The Danish Energy Agency has selected three companies, namely BioCirc CO2 ApS, Bioman ApS, and Carbon Capture Scotland in the second tender for carbon capture and storage (CCS) projects. The three company proposed projects expected to capture and store 160,350 tCO2/year between 2026 and 2032. They will receive a total of DKK167m (€22m), with a support level averaging DKK1,041/tCO2 (€140/tCO2). The tender for the pool for negative CO2 emissions (or NECCS pool) was originally targeting a capture and storage capacity of 0.5 MtCO2/year, compared to 0.16 MtCO2/year effectively awarded. 

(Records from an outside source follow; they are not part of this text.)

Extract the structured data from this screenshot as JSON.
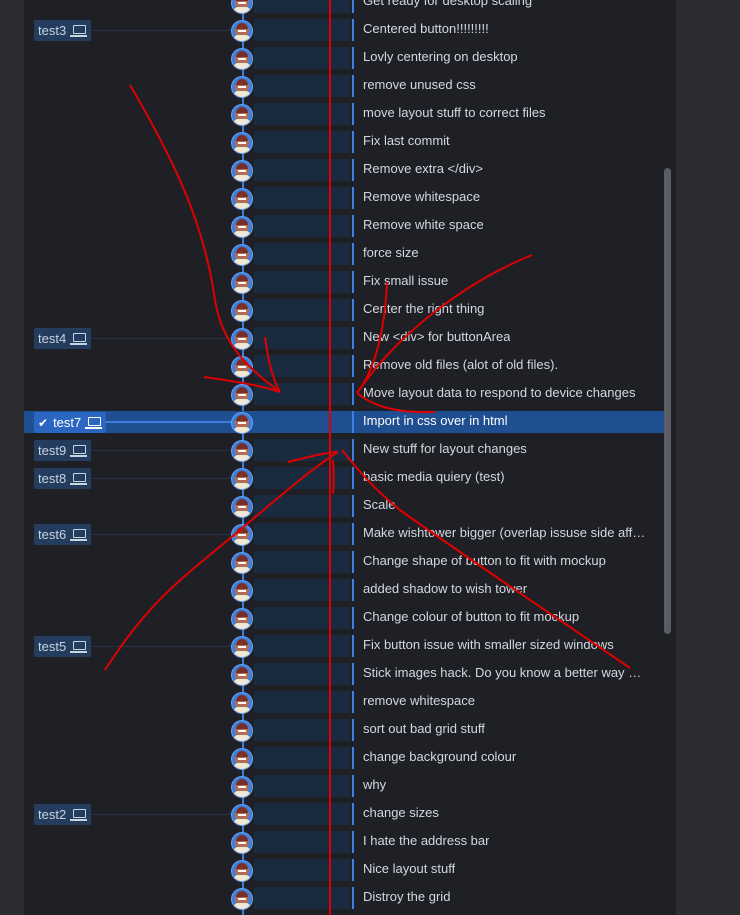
{
  "commits": [
    {
      "message": "Get ready for desktop scaling",
      "tag": null
    },
    {
      "message": "Centered button!!!!!!!!!",
      "tag": "test3"
    },
    {
      "message": "Lovly centering on desktop",
      "tag": null
    },
    {
      "message": "remove unused css",
      "tag": null
    },
    {
      "message": "move layout stuff to correct files",
      "tag": null
    },
    {
      "message": "Fix last commit",
      "tag": null
    },
    {
      "message": "Remove extra </div>",
      "tag": null
    },
    {
      "message": "Remove whitespace",
      "tag": null
    },
    {
      "message": "Remove white space",
      "tag": null
    },
    {
      "message": "force size",
      "tag": null
    },
    {
      "message": "Fix small issue",
      "tag": null
    },
    {
      "message": "Center the right thing",
      "tag": null
    },
    {
      "message": "New <div> for buttonArea",
      "tag": "test4"
    },
    {
      "message": "Remove old files (alot of old files).",
      "tag": null
    },
    {
      "message": "Move layout data to respond to device changes",
      "tag": null
    },
    {
      "message": "Import in css over in html",
      "tag": "test7",
      "selected": true
    },
    {
      "message": "New stuff for layout changes",
      "tag": "test9"
    },
    {
      "message": "basic media quiery (test)",
      "tag": "test8"
    },
    {
      "message": "Scale",
      "tag": null
    },
    {
      "message": "Make wishtower bigger (overlap issuse side affect)",
      "tag": "test6"
    },
    {
      "message": "Change shape of button to fit with mockup",
      "tag": null
    },
    {
      "message": "added shadow to wish tower",
      "tag": null
    },
    {
      "message": "Change colour of button to fit mockup",
      "tag": null
    },
    {
      "message": "Fix button issue with smaller sized windows",
      "tag": "test5"
    },
    {
      "message": "Stick images hack. Do you know a better way of ...",
      "tag": null
    },
    {
      "message": "remove whitespace",
      "tag": null
    },
    {
      "message": "sort out bad grid stuff",
      "tag": null
    },
    {
      "message": "change background colour",
      "tag": null
    },
    {
      "message": "why",
      "tag": null
    },
    {
      "message": "change sizes",
      "tag": "test2"
    },
    {
      "message": "I hate the address bar",
      "tag": null
    },
    {
      "message": "Nice layout stuff",
      "tag": null
    },
    {
      "message": "Distroy the grid",
      "tag": null
    }
  ],
  "icons": {
    "tag": "laptop-icon",
    "selected": "checkmark-icon",
    "avatar": "author-avatar-icon"
  },
  "colors": {
    "accent": "#3b7fe0",
    "selected_row": "#1f4e91",
    "tag_bg": "#243c5e",
    "annotation": "#e00000"
  }
}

In 2020, the Danish parliament agreed to invest massively in the future technologies and therefore established a market-based fund of DKK 16bn (US$2.3bn) to support CCS. In 2023, the European Commission, under EU State aid rules, approved a DKK8.1bn (€1.1bn) national scheme to support the roll-out of CCS technologies. In September 2023, the government reached an agreement to capture and store at least 34 MtCO2 over 15 years. The project will involve two rounds of tenders with a total budget of DKK26.8bn (€3.6bn). The NECCS fund, a public programme aimed at developing CCS and focusing on emissions that can be captured, among other things, also began in April 2023. In the first tender, the country selected in June 2023 a project proposed by Ørsted able to capture and store 430,000 tCO2/year for 20 years starting in 2026.